The court explained that the TOS was located in a hyperlink at the bottom of the Cars.com website, and advised a user that “[b]y using the Site, you hereby agree that you are at least eighteen (18) years of age and bound by all of the following provisions of these Terms of Service.” The court, however, rejected Cars.com’s argument that merely by using the website, Okeke had agreed to be bound by the agreement’s terms, which included a forum section clause providing that all litigation was required to be resolved in Cook County, Illinois.
The court reasoned that, in the context of agreements made over the Internet, New York courts have found that binding contracts were made when the user took some action demonstrating that the user had at least constructive knowledge of the terms of the agreement, from which knowledge a court could infer acceptance. In this case, the court ruled, there was “no evidence” that Okeke had possessed actual or constructive knowledge of referenced terms. Simply stated, the mere fact that the TOS was located on the site was not sufficient to bind Okeke.
In determining issues of enforceability, New York courts clearly consider the process provided by the websites to demonstrate that users in general and the claimant in particular were given easy access to the TOS and took some affirmative step to denote their agreement to be bound. Ironically, despite the virtual landscape in which the cases occur, one is reminded of those three most important factors regarding physical real estate: location, location and location. Companies typically should try to design their websites so that users – whether consumers or other businesses – are provided with easily accessible, prominent access to TOS and to require some affirmative act of consent as a condition of website use.
 No. 13 Civ. 5497 (LLS) (S.D.N.Y. April 24, 2014).
 Express Indus. and Term. Corp. v. New York State Dept. of Transp., 93 N.Y.2d 584 (1999).
 Hines v. Overstock.com, Inc. 380 Fed. Appx. 22, 25 (2d Cir. 2010).
 No 12-CV-4263 (JFB) (AKT) (E.D.N.Y. Sept. 23, 2013).

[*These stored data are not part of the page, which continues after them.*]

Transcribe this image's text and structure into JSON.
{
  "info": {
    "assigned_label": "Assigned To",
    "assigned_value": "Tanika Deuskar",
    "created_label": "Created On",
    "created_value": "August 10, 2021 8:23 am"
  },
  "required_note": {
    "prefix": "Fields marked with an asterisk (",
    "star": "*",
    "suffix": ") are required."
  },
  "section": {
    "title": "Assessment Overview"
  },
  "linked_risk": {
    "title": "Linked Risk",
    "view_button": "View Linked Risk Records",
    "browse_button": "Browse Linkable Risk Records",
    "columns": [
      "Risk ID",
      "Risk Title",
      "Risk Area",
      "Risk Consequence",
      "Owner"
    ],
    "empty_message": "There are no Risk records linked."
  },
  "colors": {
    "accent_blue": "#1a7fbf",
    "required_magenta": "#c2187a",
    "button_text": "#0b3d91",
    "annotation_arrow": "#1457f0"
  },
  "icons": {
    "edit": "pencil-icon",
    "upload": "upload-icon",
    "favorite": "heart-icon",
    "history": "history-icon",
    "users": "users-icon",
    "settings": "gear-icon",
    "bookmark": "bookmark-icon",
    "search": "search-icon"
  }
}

 See, also, Zaltz v. JDate, 952 F. Supp. 2d 439 (E.D.N.Y. 2013) (because mandatory forum selection clause that required claims to be brought in Los Angeles had been reasonably communicated to plaintiff, and plaintiff had failed to satisfy burden of showing that enforcement of clause would be either unreasonable or unjust, clause found valid and enforceable); Rudgayzer v. Google, No. 13 CV 120 (E.D.N.Y Nov. 13, 2013 (enforcing Google’s forum selection clause requiring claim to be brought in California under New York law, even if California law might lead to a contrary result); Fteja v. Facebook, Inc., 841 F. Supp. 2d 829 (S.D.N.Y. 2012) (consumer assented to TOS and, therefore, to forum selection clause therein).
 40 Misc. 3d 582 (Civ. Ct. Queens Co. 2013).